In the 1980s and early '90s, faced with a growing crack epidemic
and the attendant media reports of out-of-control drug gangs
and waves of violent crime, the public threw its support behind
extremely coercive anti-drug policies. Then the crime rates began
falling and, gradually, public attitudes began to soften. High-profile
research projections and a growing cadre of advocacy groups --
many, like the Lindesmith Center and the Drug Policy Foundation,
funded by billionaire philanthropist George Soros -- encouraged
this shift in attitudes by suggesting that treatment was more
effective than prison at lowering both addiction and crime. The
advocacy groups drafted model reform legislation and promoted
ballot initiatives like those that have diverted nonviolent drug
offenders away from prisons in Arizona and California. The researchers
produced numerous studies showing that it costs far less to place
an addict in treatment than in prison--and that treatment has
a higher success rate in breaking the addiction cycle. A survey
conducted by the Pew Research Center in 2001 found that fully
73 percent of Americans favored permitting medical marijuana
prescriptions; 47 percent favored rolling back mandatory-minimum
sentences for nonviolent drug offenders; and 52 percent believed
drug use should be treated as a disease rather than a crime.

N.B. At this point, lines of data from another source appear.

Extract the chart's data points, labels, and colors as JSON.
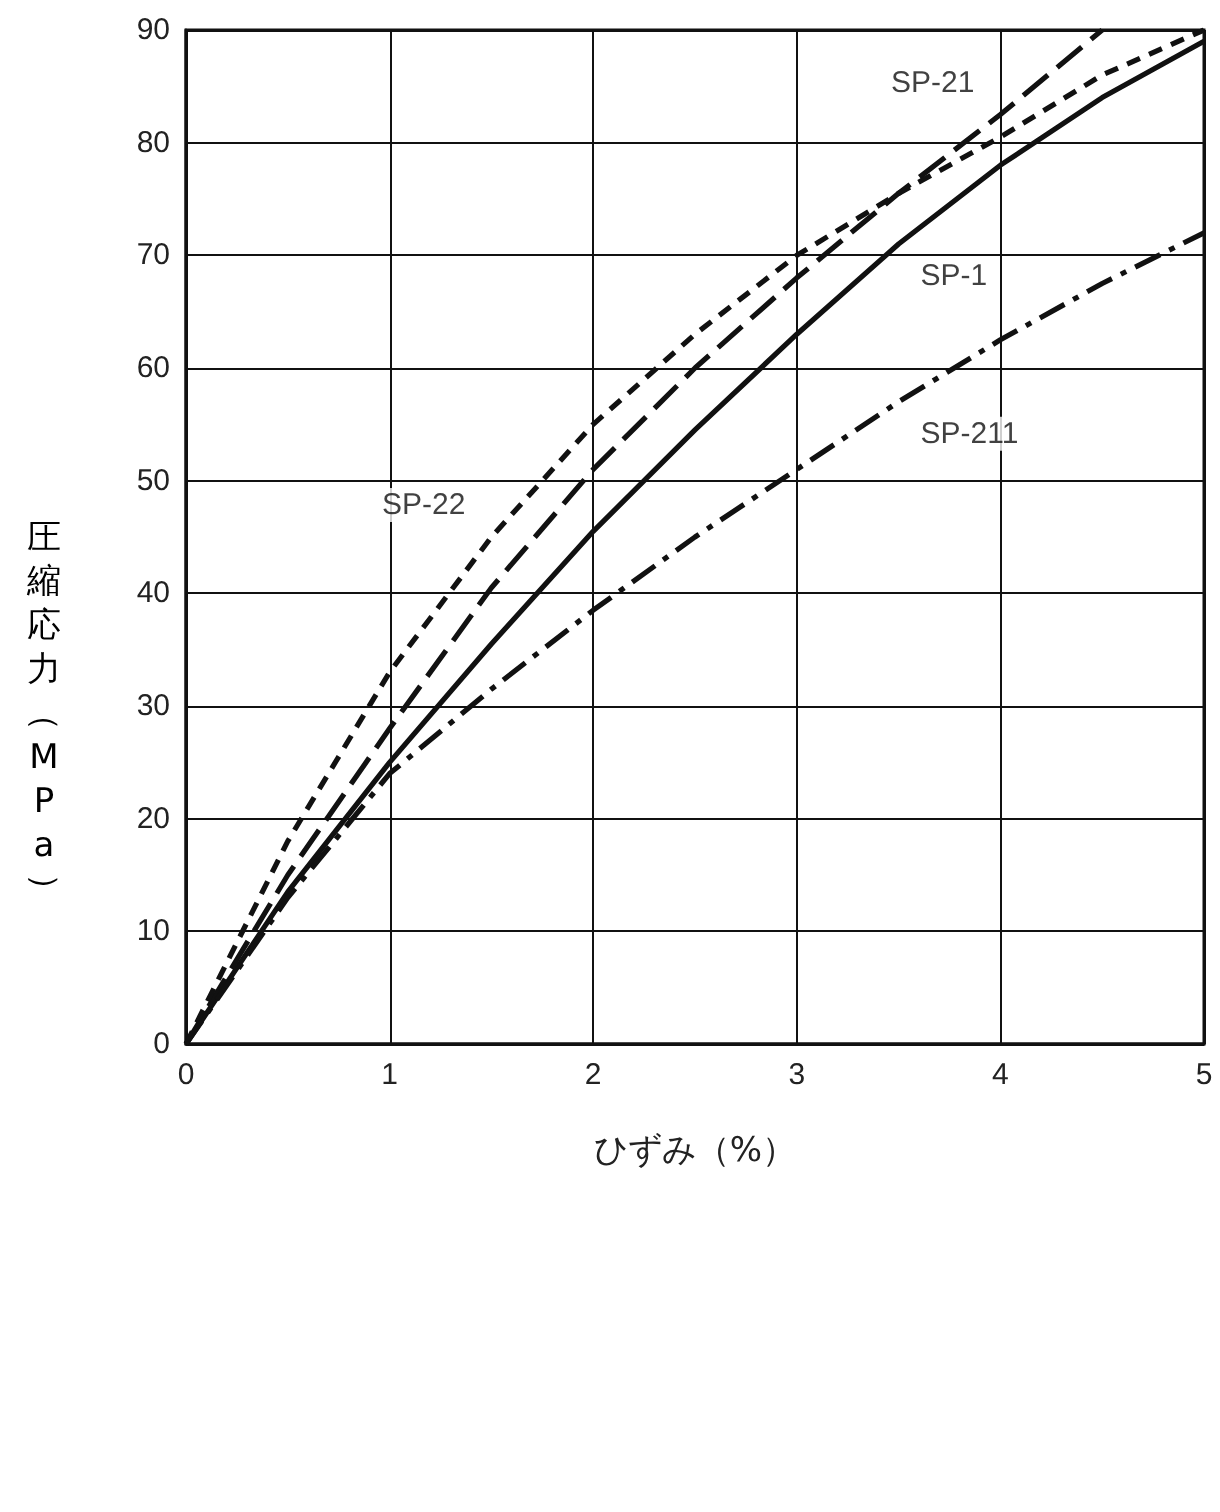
{
  "chart_data": {
    "type": "line",
    "xlabel": "ひずみ（%）",
    "ylabel": "圧縮応力（MPa）",
    "xlim": [
      0,
      5
    ],
    "xticks": [
      0,
      1,
      2,
      3,
      4,
      5
    ],
    "ylim": [
      0,
      90
    ],
    "yticks": [
      0,
      10,
      20,
      30,
      40,
      50,
      60,
      70,
      80,
      90
    ],
    "grid": true,
    "marker": "none",
    "series": [
      {
        "color": "#111111",
        "line_style": "solid",
        "x": [
          0,
          0.5,
          1,
          1.5,
          2,
          2.5,
          3,
          3.5,
          4,
          4.5,
          5
        ],
        "values": [
          0,
          13.5,
          25,
          35.5,
          45.5,
          54.5,
          63,
          71,
          78,
          84,
          89
        ]
      },
      {
        "color": "#111111",
        "line_style": "dashed",
        "x": [
          0,
          0.5,
          1,
          1.5,
          2,
          2.5,
          3,
          3.5,
          4,
          4.5
        ],
        "values": [
          0,
          15,
          28,
          40.5,
          51,
          60,
          68,
          75.5,
          82.5,
          90
        ]
      },
      {
        "color": "#111111",
        "line_style": "dotted",
        "x": [
          0,
          0.5,
          1,
          1.5,
          2,
          2.5,
          3,
          3.5,
          4,
          4.5,
          5
        ],
        "values": [
          0,
          18,
          33,
          45,
          55,
          63,
          70,
          75.5,
          80.5,
          86,
          90
        ]
      },
      {
        "color": "#111111",
        "line_style": "dashdot",
        "x": [
          0,
          0.5,
          1,
          1.5,
          2,
          2.5,
          3,
          3.5,
          4,
          4.5,
          5
        ],
        "values": [
          0,
          13,
          24,
          31.5,
          38.5,
          45,
          51,
          57,
          62.5,
          67.5,
          72
        ]
      }
    ],
    "annotations": [
      {
        "text": "SP-21",
        "x": 4,
        "y": 82.5
      },
      {
        "text": "SP-1",
        "x": 3.5,
        "y": 71
      },
      {
        "text": "SP-22",
        "x": 1.5,
        "y": 45
      },
      {
        "text": "SP-211",
        "x": 3.5,
        "y": 57
      }
    ]
  }
}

Faced with this grassroots shift, local elected officials, too,
began to re-examine the beliefs and theories underlying America's
anti-drug strategy.
Ever since recession hit two years ago, these changes in thinking
have been bolstered by fiscal realities. While the Bush Administration
may think it can fight a war on terror and run an occupation
of Iraq while also cutting taxes and continuing the drug-war
imprisonment boom, states are dealing with a more bitter reality.
The Administration may want to devote resources to shutting down
medical-marijuana buyers' clubs set up legally under new state
laws, but states are no longer so enthusiastic. They are realizing
that their budgets, buffeted by declining tax revenues, simply
can't support major domestic-security spending and, at the same
time, continued high expenditures on drug-war policing and mass
incarceration. With drug treatment cheaper than incarceration
and increasingly viable in the court of public opinion, drug-law
reform is gaining ground despite federal intransigence. More
and more elected officials are beginning to conclude that it's
time to bring home the troops in the war on drugs as we know
it. "Treatment instead of incarceration across the whole
country has become a political safe ground," former Governor
Johnson says. "It could not have been said safely prior
to three years ago. Now it's totally safe."